No vacilaría en afirmar que para Urzagasti esta “prueba de lo real” es la
materia prima de su escritura y el sostén de su mundo; precisamente, al verse
“entre orillas desconocidas”, como escribe en un poema memorable del 4 de
noviembre de 2011, tocando “las riberas del silencio primordial”.
Entonces, y a
pesar del tráfico de versiones incorpóreas que habitan a un lector como él,
diría que la intervención de una literatura en el mundo de otra no llega a ser
suficiente, en este caso, para justificar la presencia de ciertas palabras
rodando por un túnel desconocido. Ofrezco un ejemplo: “Los senderos que he
abierto a tajo limpio en la enmarañada selva”, que sugiere Arturo Borda en una
página temprana, resuenan con asombrosa claridad en los versos galopantes que
dicen “voy por el interminable sendero / con un verdor oscuro en el pecho”, de Frondas
nocturnas. Sin embargo, habrá que reconocer que el grado de autoctonía de
una obra no es necesariamente proporcional a su capacidad de absorción.

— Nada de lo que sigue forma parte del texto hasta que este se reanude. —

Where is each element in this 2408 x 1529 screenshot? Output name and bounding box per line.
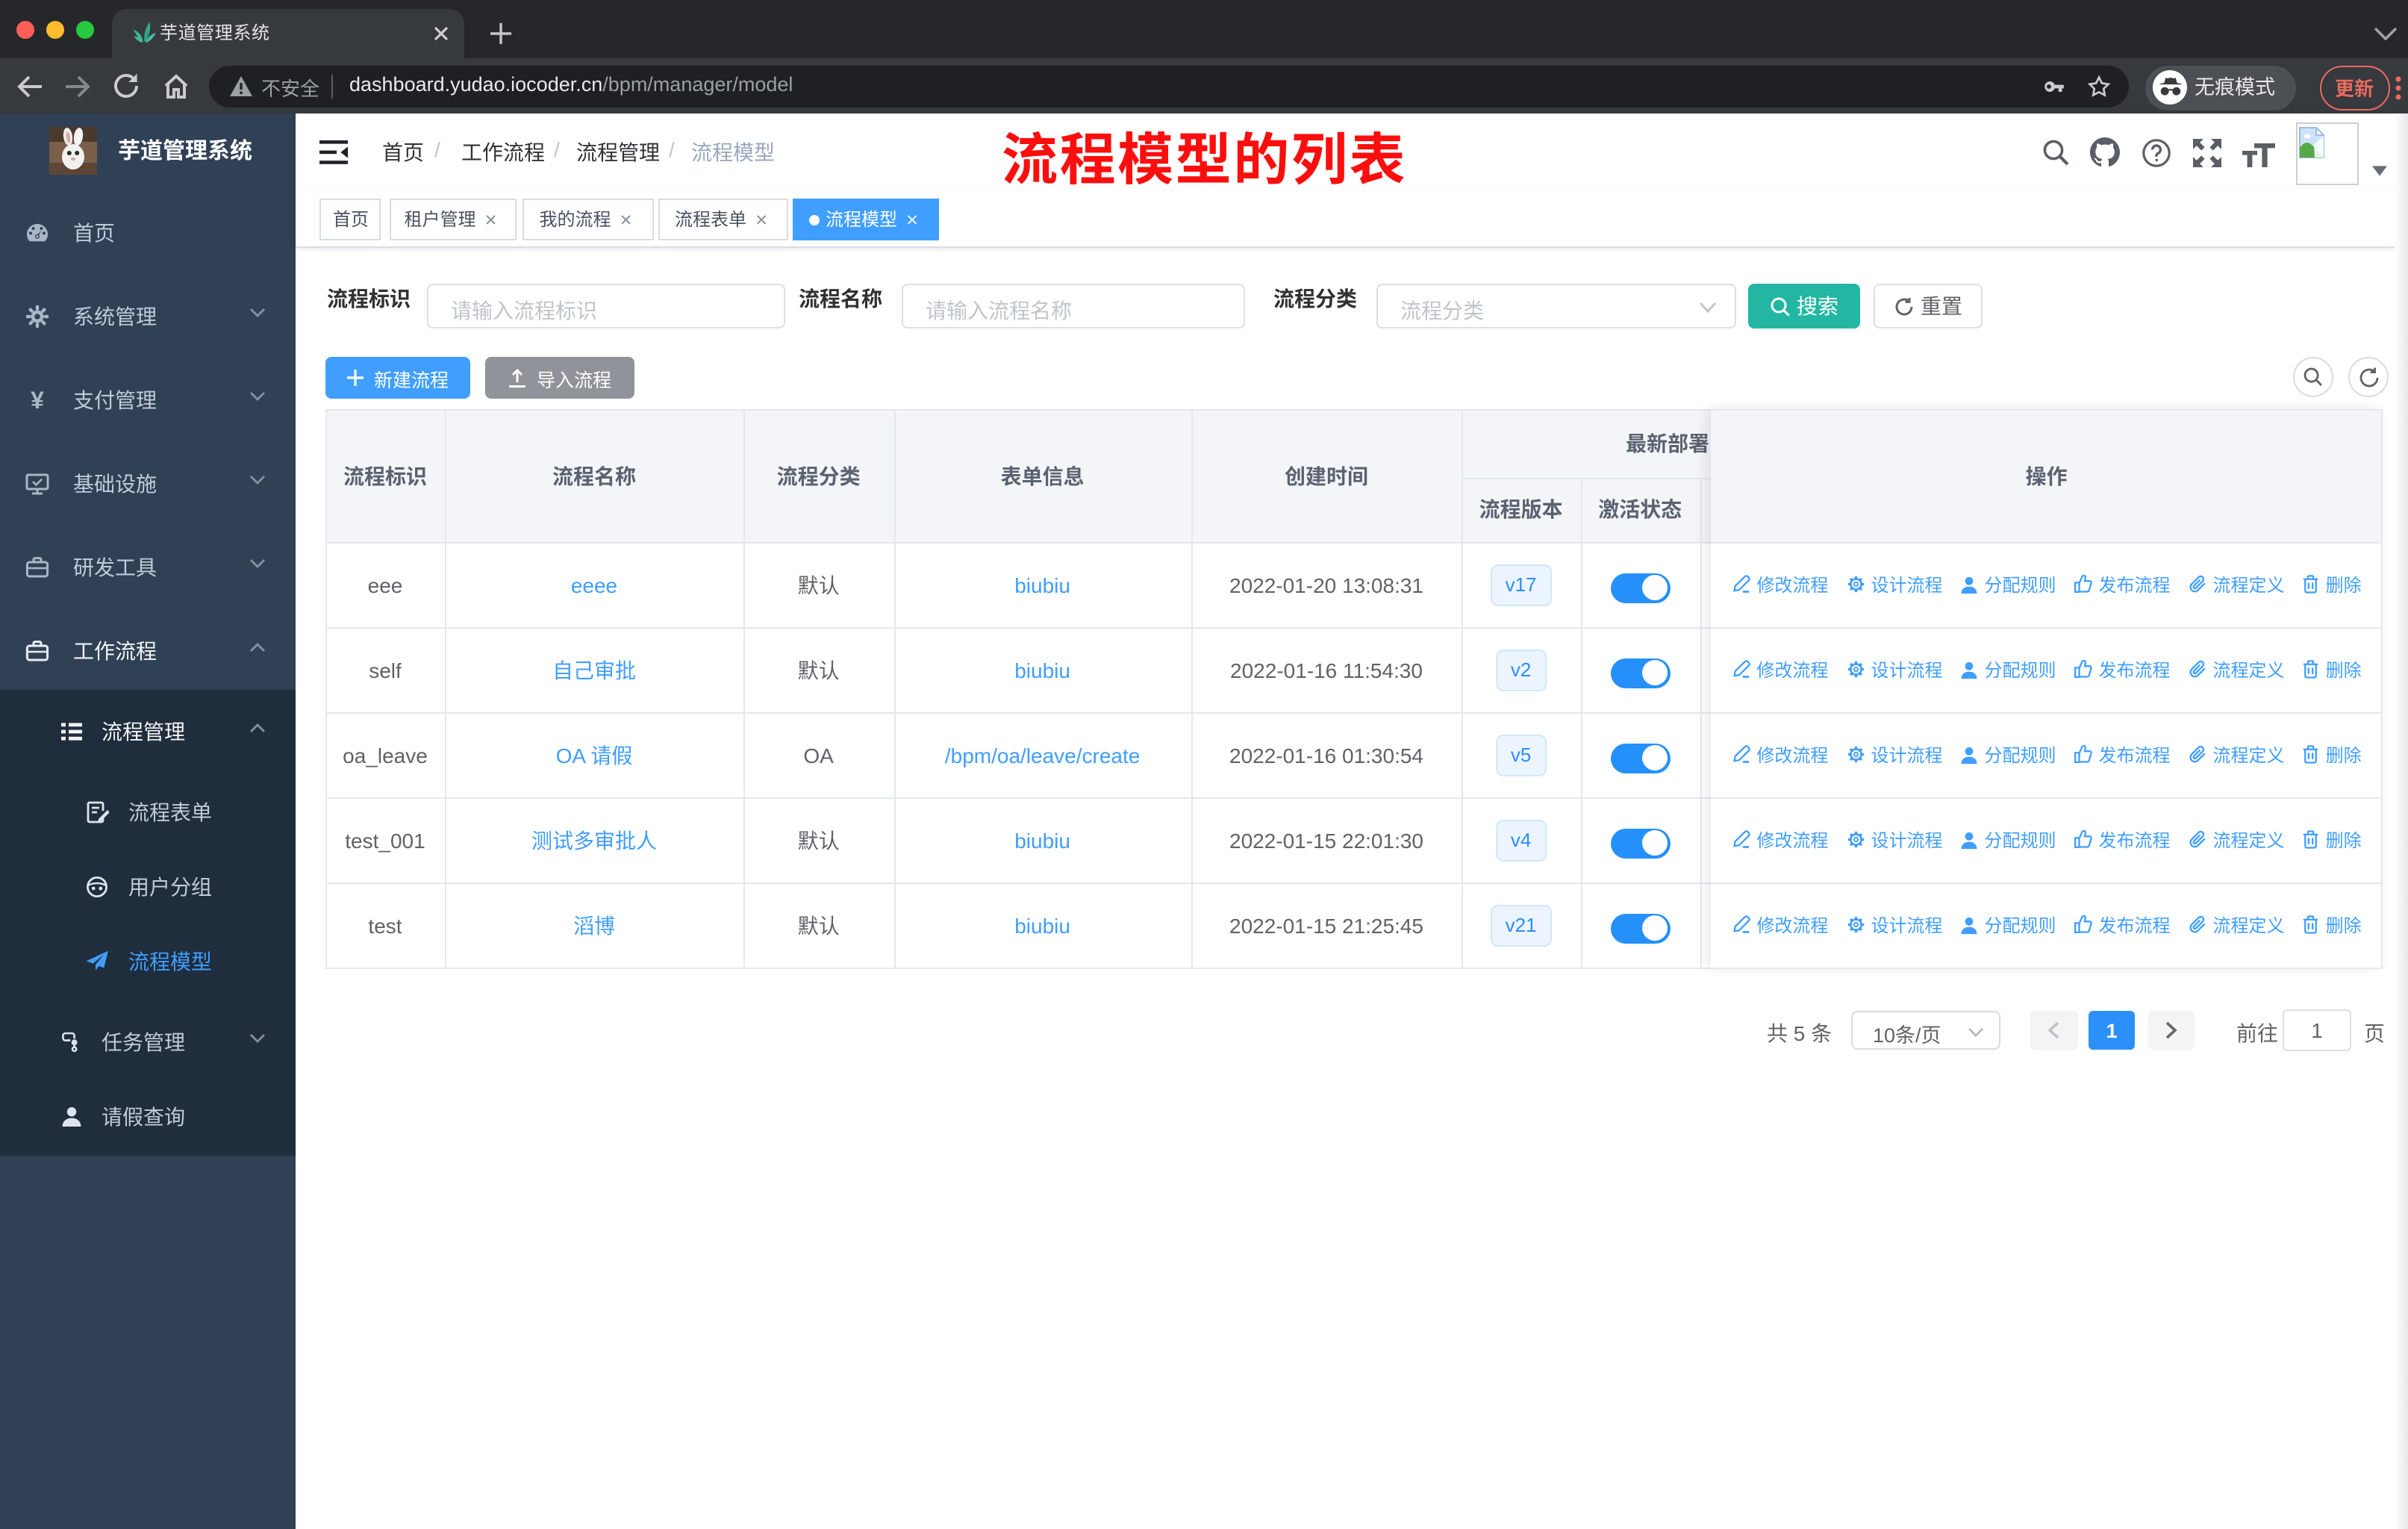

Urzagasti no necesitaba leer a Borda para ir a tajo limpio por todos los
senderos. Una vez contó no haber leído El Innombrable de Beckett, libro
que tenía enfilado en su biblioteca, solo a raíz del comentario que le hicieron
un día en Buenos Aires, a propósito de Tirinea: “¡qué bien que
asimilaste a Beckett!”. Urzagasti resolvió poner siete llaves al asunto,
inmediatamente, y salir a tajo limpio, años ha, con una aguda conclusión: “[S]uele
suceder que aunque no hubieras leído a un autor de algún modo puedes estar
transitando una ruta paralela”.
Urzagasti fue un ávido lector que practicaba un arte inusual de la
“ruta paralela”, pues rondaba por un camino que siempre viajaba más allá de los
libros. Era pues también un lector a “prueba de lo real”. Y esta tensión,
ineludible para muchos de nosotros, se condensa en cada línea de cada papel de
cada libro suyo. Cuando trae a colación “Morada al sur” de Aurelio Arturo, por
ejemplo, comprendemos el despojo de todos los perfiles y la plenitud de aquello
que emerge quién sabe de qué respiraciones de la tierra natal y la memoria.
Urzagasti escucha detrás de ese poema la infinidad de voces, las formas de ver
y de habitar el mundo, sin confundir, jamás, su irremediable camino, ni
tergiversar a la par su memoria, si pensamos en la intensidad aterradora de su
mano a la hora de escribir.
Durante el año
que nos conocimos, a propósito de La Mariposa Mundial, pocos eran los
escritores que circulaban por el garabato demoníaco de nuestra conversación. Me
entregó, sin embargo, 19 páginas de prosas que definitivamente me llevaron por
“rutas paralelas”, como aquella en la que un profesor rural retirado de
Boyuibe, llamado Germán Mocobono, le dice a Urzagasti que “la vida no alcanza
para leer dos poemas, basta con uno”. El diálogo en esos maravillosos papeles
sigue así:
—Mi destino consiste
en leer una y otra vez “Moxitania”. ¡Qué le parece!
—Me parece una
curiosidad. Pero hace un rato usted se sopló de memoria “Viaje al pasado”, de
Oscar Alfaro —le observé.
—Usted lo ha
dicho: me lo soplé de memoria, cosa diferente de volver al mismo poema con la
ilusión de sorprender sus resortes secretos.
Para solaz de
todo lector ruralizado, Senderos está plagado de tales “resortes
secretos”. Leído a tajo limpio y fiel a las cavilaciones de Germán Mocobono,
diría que este libro trata de un solo poema atrapado por treinta senderos que
respiran la vida de quien se despide sin necesidad de mover un solo alfiler de
su mundo. Leído a contrapelo de tales cavilaciones del profesor de Boyuibe,
diría que se trata más bien de un puñado de poemas únicos e insustituibles,
escritos bajo la intemperie de sus días y tironeados desde la garganta del
abismo; unos como adenda de otros y otros con la cabeza balanceándose entre la
espesura confundida del origen y el extrañamiento del mundo. Propongo este
fragmento, dicho sea una vez más, del 4 de noviembre:
El hombre inventó el puente
para cruzar de una orilla a otra
eso es evidente y se lo ve todos los días.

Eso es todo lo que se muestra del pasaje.